Ich nahm das Küchenmesser und
stach auf den Berg ein. Das muß ein komisches Bild gewesen sein. Ich bin eine
sehr kleine, unauffällige Frau. Ich falle nicht auf. Wenn ich auf Partys
eingeladen bin, was selten vorkommt, halte ich mich meistens auf der Toilette
auf. Ich sitze auf der kalten Kloschüssel und warte vor mich hin. Ich wippe mit
den Füßen. Ich warte, bis alles vorbei ist.
Von mir denkt keiner etwas
Schlechtes. Von mir denkt man sich überhaupt nichts. Es muß ein komisches Bild
gewesen sein. Man wird sagen: Aber nein, die Frau Tauber wurde in das Bild
hineinretuschiert. Sie hat ihren Mann nicht getötet. Sie hat nicht so viel
Kraft.
Das wird der Mann in Uniform nicht wissen wollen. Nichts von all dem.

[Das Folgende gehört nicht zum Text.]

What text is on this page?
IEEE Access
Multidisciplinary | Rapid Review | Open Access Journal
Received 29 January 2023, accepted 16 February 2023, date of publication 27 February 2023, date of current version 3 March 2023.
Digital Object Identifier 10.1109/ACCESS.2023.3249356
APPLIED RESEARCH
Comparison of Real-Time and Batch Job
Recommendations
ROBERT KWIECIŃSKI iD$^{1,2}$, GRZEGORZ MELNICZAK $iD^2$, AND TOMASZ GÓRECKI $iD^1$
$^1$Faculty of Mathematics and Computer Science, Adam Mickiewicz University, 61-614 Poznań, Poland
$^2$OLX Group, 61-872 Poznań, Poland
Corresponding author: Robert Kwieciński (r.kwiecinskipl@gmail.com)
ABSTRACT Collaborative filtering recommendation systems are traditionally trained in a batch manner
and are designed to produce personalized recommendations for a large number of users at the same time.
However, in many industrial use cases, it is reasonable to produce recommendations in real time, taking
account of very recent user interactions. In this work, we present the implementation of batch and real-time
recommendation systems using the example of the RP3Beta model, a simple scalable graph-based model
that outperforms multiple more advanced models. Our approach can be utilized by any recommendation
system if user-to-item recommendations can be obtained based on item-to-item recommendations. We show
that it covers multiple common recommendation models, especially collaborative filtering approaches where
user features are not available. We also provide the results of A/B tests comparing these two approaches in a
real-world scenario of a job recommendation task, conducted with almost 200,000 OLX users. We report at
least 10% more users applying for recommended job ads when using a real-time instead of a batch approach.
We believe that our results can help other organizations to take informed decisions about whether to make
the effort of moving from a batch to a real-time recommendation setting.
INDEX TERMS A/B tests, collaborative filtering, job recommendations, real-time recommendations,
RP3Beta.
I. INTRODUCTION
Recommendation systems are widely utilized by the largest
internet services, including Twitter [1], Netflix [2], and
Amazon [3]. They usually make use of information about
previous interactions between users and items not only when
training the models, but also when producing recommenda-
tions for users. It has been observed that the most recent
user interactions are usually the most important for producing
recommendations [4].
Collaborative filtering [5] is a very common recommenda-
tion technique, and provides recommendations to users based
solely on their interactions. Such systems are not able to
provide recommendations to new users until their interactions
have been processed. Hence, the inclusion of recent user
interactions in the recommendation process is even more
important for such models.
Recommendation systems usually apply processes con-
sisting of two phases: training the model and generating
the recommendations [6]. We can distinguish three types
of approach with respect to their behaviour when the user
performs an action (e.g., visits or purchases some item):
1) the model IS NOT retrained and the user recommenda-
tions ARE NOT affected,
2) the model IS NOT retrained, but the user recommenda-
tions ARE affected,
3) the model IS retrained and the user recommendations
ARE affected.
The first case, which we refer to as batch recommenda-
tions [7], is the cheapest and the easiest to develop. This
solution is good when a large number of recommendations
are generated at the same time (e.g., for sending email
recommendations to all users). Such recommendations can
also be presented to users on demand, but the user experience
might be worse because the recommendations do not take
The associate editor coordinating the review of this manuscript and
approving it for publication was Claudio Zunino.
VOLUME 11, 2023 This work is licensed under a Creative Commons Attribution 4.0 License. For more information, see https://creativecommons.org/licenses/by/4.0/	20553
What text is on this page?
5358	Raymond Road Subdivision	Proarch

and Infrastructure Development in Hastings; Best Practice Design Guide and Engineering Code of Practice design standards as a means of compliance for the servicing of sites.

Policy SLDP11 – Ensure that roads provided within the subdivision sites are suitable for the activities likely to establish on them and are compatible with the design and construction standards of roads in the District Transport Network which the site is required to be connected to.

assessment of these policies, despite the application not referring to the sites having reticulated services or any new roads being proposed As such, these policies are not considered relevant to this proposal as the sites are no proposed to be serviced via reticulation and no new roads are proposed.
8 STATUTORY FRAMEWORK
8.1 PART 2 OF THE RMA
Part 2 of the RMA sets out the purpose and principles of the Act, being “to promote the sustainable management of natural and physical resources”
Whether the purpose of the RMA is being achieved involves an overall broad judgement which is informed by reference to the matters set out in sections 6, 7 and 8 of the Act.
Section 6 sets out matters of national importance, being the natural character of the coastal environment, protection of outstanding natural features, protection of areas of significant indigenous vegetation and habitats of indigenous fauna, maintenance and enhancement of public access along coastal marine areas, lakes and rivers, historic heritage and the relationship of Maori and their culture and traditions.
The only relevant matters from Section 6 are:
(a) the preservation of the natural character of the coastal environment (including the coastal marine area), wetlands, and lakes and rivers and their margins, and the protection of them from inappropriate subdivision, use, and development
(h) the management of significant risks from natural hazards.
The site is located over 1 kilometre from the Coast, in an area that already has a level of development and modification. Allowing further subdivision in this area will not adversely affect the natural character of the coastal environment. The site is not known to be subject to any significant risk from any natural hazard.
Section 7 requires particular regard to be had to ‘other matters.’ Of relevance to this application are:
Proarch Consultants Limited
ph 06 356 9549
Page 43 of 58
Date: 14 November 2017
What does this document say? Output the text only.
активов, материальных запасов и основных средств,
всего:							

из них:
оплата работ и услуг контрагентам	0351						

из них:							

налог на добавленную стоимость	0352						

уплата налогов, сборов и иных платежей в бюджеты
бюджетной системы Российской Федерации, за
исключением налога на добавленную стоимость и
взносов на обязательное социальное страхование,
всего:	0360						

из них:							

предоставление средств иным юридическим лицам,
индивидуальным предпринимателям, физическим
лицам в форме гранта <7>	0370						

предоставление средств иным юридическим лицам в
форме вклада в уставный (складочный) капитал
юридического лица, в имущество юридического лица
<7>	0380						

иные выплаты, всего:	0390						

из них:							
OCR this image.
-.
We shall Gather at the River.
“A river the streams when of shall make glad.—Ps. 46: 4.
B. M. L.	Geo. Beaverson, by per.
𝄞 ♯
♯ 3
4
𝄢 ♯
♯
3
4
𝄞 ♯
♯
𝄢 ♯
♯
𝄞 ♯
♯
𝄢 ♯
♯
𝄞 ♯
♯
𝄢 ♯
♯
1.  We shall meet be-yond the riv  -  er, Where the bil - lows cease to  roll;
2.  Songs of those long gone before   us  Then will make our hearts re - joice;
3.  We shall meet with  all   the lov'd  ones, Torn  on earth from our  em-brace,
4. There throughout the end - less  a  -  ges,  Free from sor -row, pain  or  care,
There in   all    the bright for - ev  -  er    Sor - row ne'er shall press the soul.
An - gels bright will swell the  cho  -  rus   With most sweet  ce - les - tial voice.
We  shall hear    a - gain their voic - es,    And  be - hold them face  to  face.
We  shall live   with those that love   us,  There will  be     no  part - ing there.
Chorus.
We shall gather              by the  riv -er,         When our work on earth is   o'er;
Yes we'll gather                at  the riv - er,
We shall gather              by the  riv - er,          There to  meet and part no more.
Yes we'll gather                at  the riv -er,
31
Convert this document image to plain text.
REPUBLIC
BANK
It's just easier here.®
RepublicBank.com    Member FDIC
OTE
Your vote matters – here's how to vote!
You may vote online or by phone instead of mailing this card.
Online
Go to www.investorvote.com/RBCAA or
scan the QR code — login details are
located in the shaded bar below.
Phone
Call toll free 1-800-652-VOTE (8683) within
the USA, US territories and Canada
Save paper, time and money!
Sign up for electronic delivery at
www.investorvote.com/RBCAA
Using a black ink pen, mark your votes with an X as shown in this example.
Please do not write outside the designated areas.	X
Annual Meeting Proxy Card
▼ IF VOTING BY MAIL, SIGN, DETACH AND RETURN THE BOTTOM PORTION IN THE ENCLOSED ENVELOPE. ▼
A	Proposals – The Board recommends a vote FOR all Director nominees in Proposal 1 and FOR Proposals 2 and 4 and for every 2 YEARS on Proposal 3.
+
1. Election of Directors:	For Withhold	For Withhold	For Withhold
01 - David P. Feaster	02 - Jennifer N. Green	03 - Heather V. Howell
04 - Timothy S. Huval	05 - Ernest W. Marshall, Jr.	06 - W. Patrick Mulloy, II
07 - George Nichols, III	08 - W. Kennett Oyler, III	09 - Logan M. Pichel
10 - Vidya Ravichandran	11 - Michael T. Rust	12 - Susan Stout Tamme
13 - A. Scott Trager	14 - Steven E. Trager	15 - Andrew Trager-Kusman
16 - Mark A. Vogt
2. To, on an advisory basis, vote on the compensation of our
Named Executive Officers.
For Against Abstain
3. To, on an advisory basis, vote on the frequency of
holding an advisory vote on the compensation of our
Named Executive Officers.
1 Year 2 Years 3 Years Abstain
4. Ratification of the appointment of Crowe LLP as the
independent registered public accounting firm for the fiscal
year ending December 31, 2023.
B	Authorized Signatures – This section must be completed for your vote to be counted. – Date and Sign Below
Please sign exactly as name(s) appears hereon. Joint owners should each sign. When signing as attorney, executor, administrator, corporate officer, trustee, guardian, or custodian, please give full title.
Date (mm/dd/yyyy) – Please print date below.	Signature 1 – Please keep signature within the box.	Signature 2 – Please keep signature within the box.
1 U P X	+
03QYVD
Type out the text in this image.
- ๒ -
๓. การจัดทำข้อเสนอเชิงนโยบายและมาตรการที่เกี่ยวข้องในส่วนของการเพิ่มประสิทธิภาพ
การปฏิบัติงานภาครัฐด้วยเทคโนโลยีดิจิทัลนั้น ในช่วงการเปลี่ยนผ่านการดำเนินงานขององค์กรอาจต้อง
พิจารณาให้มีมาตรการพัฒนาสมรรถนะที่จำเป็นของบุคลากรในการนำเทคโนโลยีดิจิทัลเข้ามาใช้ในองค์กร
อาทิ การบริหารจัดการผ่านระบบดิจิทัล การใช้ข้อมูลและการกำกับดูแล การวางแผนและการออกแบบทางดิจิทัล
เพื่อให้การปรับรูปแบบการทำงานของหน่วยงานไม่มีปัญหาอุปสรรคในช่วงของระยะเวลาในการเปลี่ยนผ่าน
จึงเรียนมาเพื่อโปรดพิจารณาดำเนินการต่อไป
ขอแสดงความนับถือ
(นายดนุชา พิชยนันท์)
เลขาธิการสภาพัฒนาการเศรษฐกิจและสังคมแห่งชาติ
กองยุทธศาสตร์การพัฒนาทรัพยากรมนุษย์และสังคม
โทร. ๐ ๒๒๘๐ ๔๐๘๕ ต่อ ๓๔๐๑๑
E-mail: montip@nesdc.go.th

Jetzt ist es bald so weit. Ich bin gleich da. Ich werde sagen: Mein Name ist
Rita Tauber. Ich habe meinen Mann und seine Geliebte erstochen. Das war vor
einer Stunde und zehn Minuten. Sie liegen beide noch auf dem Küchentisch.
Gehmanngasse 43.
Als ich gegangen bin, waren sie noch warm. Ich habe sie
umgebracht, weil mein Mann mich verlassen wollte. Wegen einer Geliebten, die
richtige Gedanken hat und nicht wie ich durch die Wohnung schleicht. Ich habe
sie umgebracht, weil ich wollte, daß etwas passiert in meinem Leben.